You know the old saying, keep your friends close but keep your enemies closer?

A new study has found that encouraging adversaries to have more interpersonal contact to find common ground may work on occasion, but not necessarily in the U.S. Senate, according to new research, as reported at newswise.com.

 Researchers studied the interactions among U.S. senators from the 1970s to the 2000s.

Senators either moved closer together or further apart in their voting behavior as a function of their political identities and how much contact they had with each other. This pattern was especially pronounced when contact occurred in Senate committees that were more divided.

“Conventional wisdom says interpersonal contact between people will foster collaboration and consensus,” says co-author Sameer B. Srivastava, assistant professor, Haas Management of Organizations Group at UC Berkeley’s Haas School of Business. “We found that increasing physical contact between people who have opposing and public political identities can instead promote divergence of attitudes or behavior.
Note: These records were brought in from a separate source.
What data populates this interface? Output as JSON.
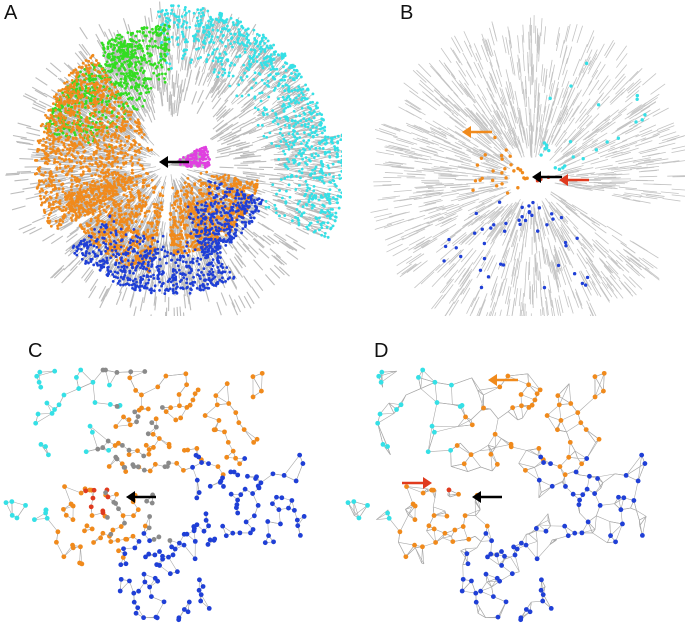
{
  "panels": [
    {
      "id": "A",
      "label": "A"
    },
    {
      "id": "B",
      "label": "B"
    },
    {
      "id": "C",
      "label": "C"
    },
    {
      "id": "D",
      "label": "D"
    }
  ],
  "colors": {
    "orange": "#f08a1c",
    "blue": "#1f3fd6",
    "cyan": "#35e0e6",
    "green": "#33dd22",
    "gray": "#8a8a8a",
    "edge_gray": "#bdbdbd",
    "red": "#e03a1e",
    "magenta": "#e040e0",
    "black": "#000000"
  },
  "arrows": {
    "A": [
      {
        "color": "black",
        "direction": "left"
      }
    ],
    "B": [
      {
        "color": "black",
        "direction": "left"
      },
      {
        "color": "red",
        "direction": "left"
      },
      {
        "color": "orange",
        "direction": "left"
      }
    ],
    "C": [
      {
        "color": "black",
        "direction": "left"
      }
    ],
    "D": [
      {
        "color": "black",
        "direction": "left"
      },
      {
        "color": "red",
        "direction": "right"
      },
      {
        "color": "orange",
        "direction": "left"
      }
    ]
  }
}
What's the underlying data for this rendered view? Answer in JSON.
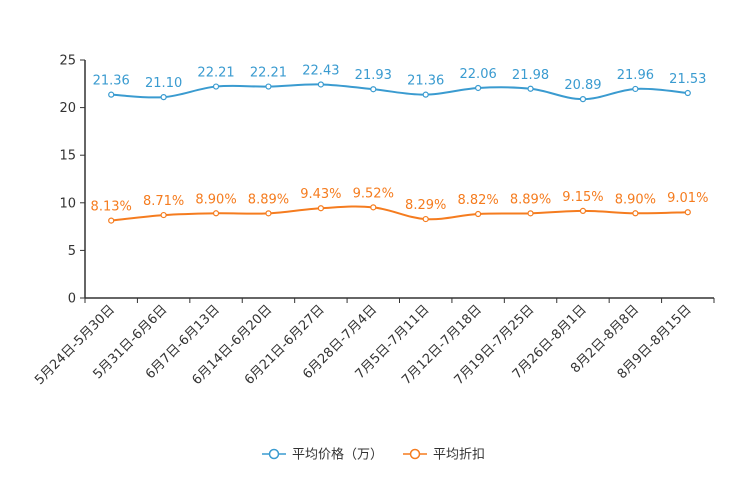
{
  "chart_data": {
    "type": "line",
    "title": "",
    "xlabel": "",
    "ylabel": "",
    "ylim": [
      0,
      25
    ],
    "yticks": [
      0,
      5,
      10,
      15,
      20,
      25
    ],
    "categories": [
      "5月24日-5月30日",
      "5月31日-6月6日",
      "6月7日-6月13日",
      "6月14日-6月20日",
      "6月21日-6月27日",
      "6月28日-7月4日",
      "7月5日-7月11日",
      "7月12日-7月18日",
      "7月19日-7月25日",
      "7月26日-8月1日",
      "8月2日-8月8日",
      "8月9日-8月15日"
    ],
    "series": [
      {
        "name": "平均价格（万）",
        "color": "#3a9bd0",
        "values": [
          21.36,
          21.1,
          22.21,
          22.21,
          22.43,
          21.93,
          21.36,
          22.06,
          21.98,
          20.89,
          21.96,
          21.53
        ],
        "labels": [
          "21.36",
          "21.10",
          "22.21",
          "22.21",
          "22.43",
          "21.93",
          "21.36",
          "22.06",
          "21.98",
          "20.89",
          "21.96",
          "21.53"
        ]
      },
      {
        "name": "平均折扣",
        "color": "#f57c1f",
        "values": [
          8.13,
          8.71,
          8.9,
          8.89,
          9.43,
          9.52,
          8.29,
          8.82,
          8.89,
          9.15,
          8.9,
          9.01
        ],
        "labels": [
          "8.13%",
          "8.71%",
          "8.90%",
          "8.89%",
          "9.43%",
          "9.52%",
          "8.29%",
          "8.82%",
          "8.89%",
          "9.15%",
          "8.90%",
          "9.01%"
        ]
      }
    ],
    "legend_position": "bottom-center"
  }
}
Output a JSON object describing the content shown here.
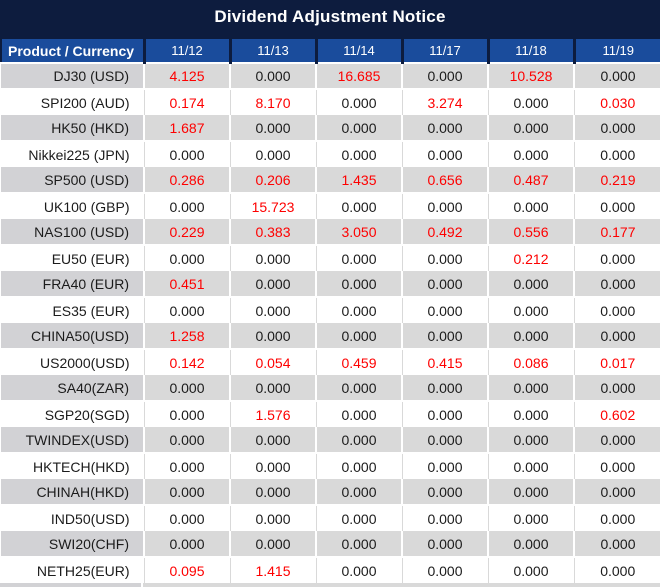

This tendency is further amplified in environments involving high conflict, which makes political identities more salient.”

The authors say the U.S. Senate is an “apt setting for the study of interaction, identity, and influence” because senators have highly visible political identities and are continually seeking to influence each other through interaction. Researchers contend that their findings also have implications in corporate organizations with oppositional political identities that are seeking to bridge differences between polarized groups.

For example, they explain, “Post-merger integration, particularly following a contested takeover, can produce oppositional identities in a very public setting. In such cases, it may help to move interactions into more private settings and find common ground on less divisive issues before tackling the more controversial ones.”